Community Engagement as a Vital Research Resource
Central to the creation of this platform is how it targets end users: historically underserved populations that are often excluded during technology development or clinical research.
“We are gathering input about the issues specific to the most vulnerable populations, such as those from various ethnic minorities within the community or people suffering from specific chronic medical conditions,” said Khurshid.
The community-member feedback enables the resulting user experience to account for varying degrees of health literacy and to be sensitive to cultural variation.
“Dell Med, part of UT Austin, was created to improve the health of all people living in Travis County and Central Texas,” said Stephen Strakowski, M.D., Dell Med’s acting senior associate dean of research and professor in the Department of Psychiatry and Behavioral Sciences. “Including underrepresented populations as we design this tool helps to ensure that the end product reflects the needs of those who might benefit the most,” he said.
Community feedback will be gathered through a community advisory board, community patient groups and the Dell Med Department of Population Health’s Community Strategy Team — a group of grassroots leaders, connectors and advocates that rethinks strategies for meeting health needs of underserved people and neighborhoods across Austin and Central Texas.
Experienced community-based participatory researcher Carmen Valdez, Ph.D., of Dell Med and UT Austin’s Steve Hicks School of Social Work is part of the community engagement team in the project. Applied psychologist Eric Nordquist, a clinical associate professor at UT Austin’s School of Information and expert in user experience and human-centered design, is also collaborating with Khurshid’s team on the platform development.

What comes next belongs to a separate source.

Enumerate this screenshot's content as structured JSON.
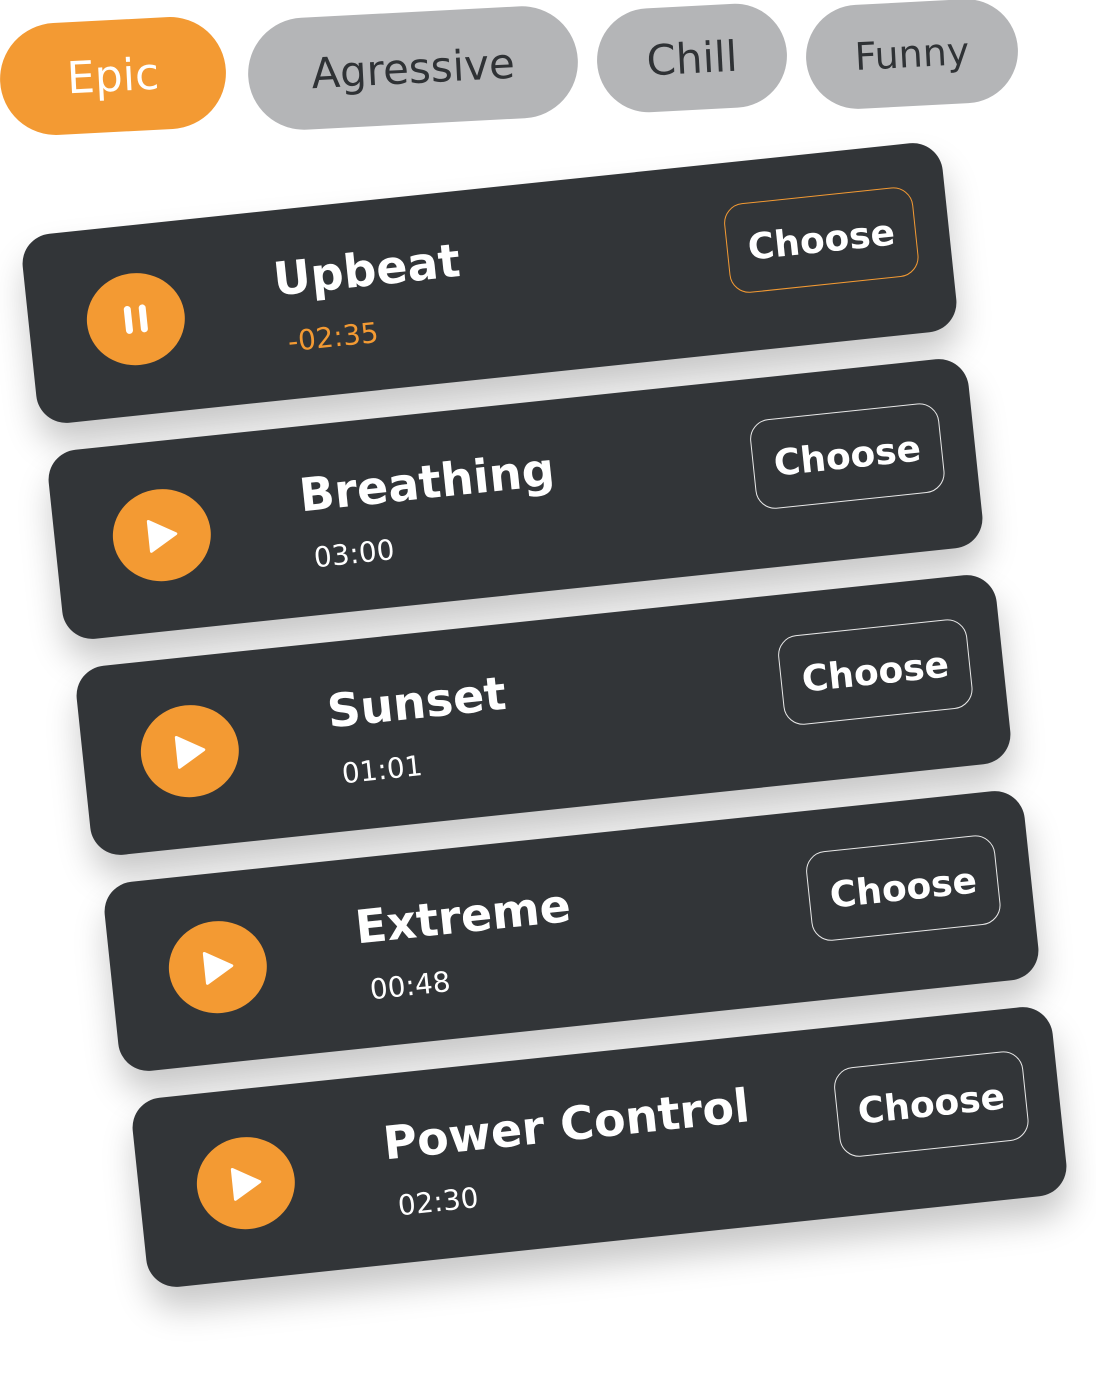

Developing a Scalable Model for All
The platform is being developed using Health Level 7 International (HL7®) Fast Healthcare Interoperability Resources (FHIR®), an open-sourced application programming interface. UT Austin is one of only two organizations selected by ONC to help advance the development and use of emerging technologies to address future challenges of interoperability. If successful in its initial iterations in the Austin area, the patient engagement platform could ultimately be adopted across the country to improve medical record accessibility and portability for all Americans.
The two-year, $1 million grant is part of ONC’s Leading Edge Acceleration Projects (LEAP) in Health IT funding opportunity, which aims to further a new generation of health IT development and inform the innovative implementation and refinement of standards, methods, and techniques for overcoming major barriers and challenges as they are identified.